Já Baton Rouge, capital política, cresceu como o local onde prosperou a burocracia, onde os donos das "plantations" transformavam suas prosperidades em poder -Mark Twain costumava dizer que "o dinheiro era a raiz de todo o mal".

Pseudônimo
Mark Twain viveu à beira do Mississippi durante 14 dos seus 75 anos de vida. Filho de um juiz que perdeu dinheiro comerciando -e que morreu quando o escritor tinha apenas 11 anos-, o autor teria adotado o pseudônimo para fazer um trocadilho, pois os barqueiros do Mississippi, ao jogarem a corda da sonda, gritavam algo que soava como "mark twain" (ou "marque aos pares"), informando aos grumetes a profundidade do rio.
Depois de deixar Hannibal, sua cidade natal, Mark Twain foi piloto de navio no rio Mississippi, garimpeiro no Estado de Nevada, gráfico e jornalista em cidades como St.
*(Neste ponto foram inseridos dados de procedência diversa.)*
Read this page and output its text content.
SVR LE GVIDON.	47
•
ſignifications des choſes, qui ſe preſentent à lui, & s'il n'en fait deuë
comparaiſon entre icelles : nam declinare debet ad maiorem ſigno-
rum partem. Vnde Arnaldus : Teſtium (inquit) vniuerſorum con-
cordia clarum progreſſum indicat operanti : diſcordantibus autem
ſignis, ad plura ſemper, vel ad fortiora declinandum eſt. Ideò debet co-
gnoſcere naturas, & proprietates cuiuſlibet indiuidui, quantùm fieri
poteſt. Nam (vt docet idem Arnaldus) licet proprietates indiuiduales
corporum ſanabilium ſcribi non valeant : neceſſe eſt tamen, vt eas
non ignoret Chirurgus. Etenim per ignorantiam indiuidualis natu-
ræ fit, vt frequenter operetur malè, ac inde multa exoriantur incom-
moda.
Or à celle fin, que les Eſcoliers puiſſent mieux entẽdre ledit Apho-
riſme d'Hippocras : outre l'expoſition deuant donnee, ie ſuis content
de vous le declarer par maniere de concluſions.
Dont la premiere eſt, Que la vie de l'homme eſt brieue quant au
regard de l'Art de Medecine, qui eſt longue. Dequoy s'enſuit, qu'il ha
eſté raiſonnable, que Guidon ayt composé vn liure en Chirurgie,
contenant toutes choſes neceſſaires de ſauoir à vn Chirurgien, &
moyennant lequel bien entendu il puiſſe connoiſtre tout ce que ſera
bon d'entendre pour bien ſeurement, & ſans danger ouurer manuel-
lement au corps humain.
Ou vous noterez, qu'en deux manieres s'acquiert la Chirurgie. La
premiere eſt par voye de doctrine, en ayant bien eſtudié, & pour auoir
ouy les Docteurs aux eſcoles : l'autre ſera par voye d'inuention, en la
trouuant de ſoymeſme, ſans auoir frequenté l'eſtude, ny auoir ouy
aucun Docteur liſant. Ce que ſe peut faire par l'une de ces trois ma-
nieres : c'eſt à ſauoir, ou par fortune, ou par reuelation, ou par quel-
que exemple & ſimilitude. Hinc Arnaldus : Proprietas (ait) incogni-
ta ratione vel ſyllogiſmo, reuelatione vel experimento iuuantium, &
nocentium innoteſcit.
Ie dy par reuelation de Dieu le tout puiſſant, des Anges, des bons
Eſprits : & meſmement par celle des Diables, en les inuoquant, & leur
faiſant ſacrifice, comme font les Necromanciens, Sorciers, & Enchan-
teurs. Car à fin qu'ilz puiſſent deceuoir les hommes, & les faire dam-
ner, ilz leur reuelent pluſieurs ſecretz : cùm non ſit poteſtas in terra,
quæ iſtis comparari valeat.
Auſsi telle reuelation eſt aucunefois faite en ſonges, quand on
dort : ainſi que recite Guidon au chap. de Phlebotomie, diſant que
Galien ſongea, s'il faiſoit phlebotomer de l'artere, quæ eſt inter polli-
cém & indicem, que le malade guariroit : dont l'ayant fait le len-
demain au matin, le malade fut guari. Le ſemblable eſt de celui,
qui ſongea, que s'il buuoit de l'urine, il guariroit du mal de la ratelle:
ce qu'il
Louis, Nova York e Filadélfia, onde decidiu navegar pelo terreno da literatura.
A fama veio quando publicou livros cheios de fantasia, alguns até com ingredientes como viagens no tempo, que tinham a propriedade de tecer uma crítica à sociedade norte-americana.
"As Aventuras de Huckleberry Finn" tem esse poder e conta a história de um menino branco banido que, ao lado de um escravo adulto em fuga, percorre a região às margens do rio.
Hoje, a paisagem do rio não é mais a mesma em toda a sua extensão, mas o Mississippi ainda tem seu encanto, notadamente ao redor de Baton Rouge.
Grande estrada de água da América do Norte, o rio não tem mais tantos barcos a vapor, mas as chatas que percorrem o seu curso e que parecem trens puxados por rebocadores deslocam algo como 500 milhões de toneladas de carga por ano.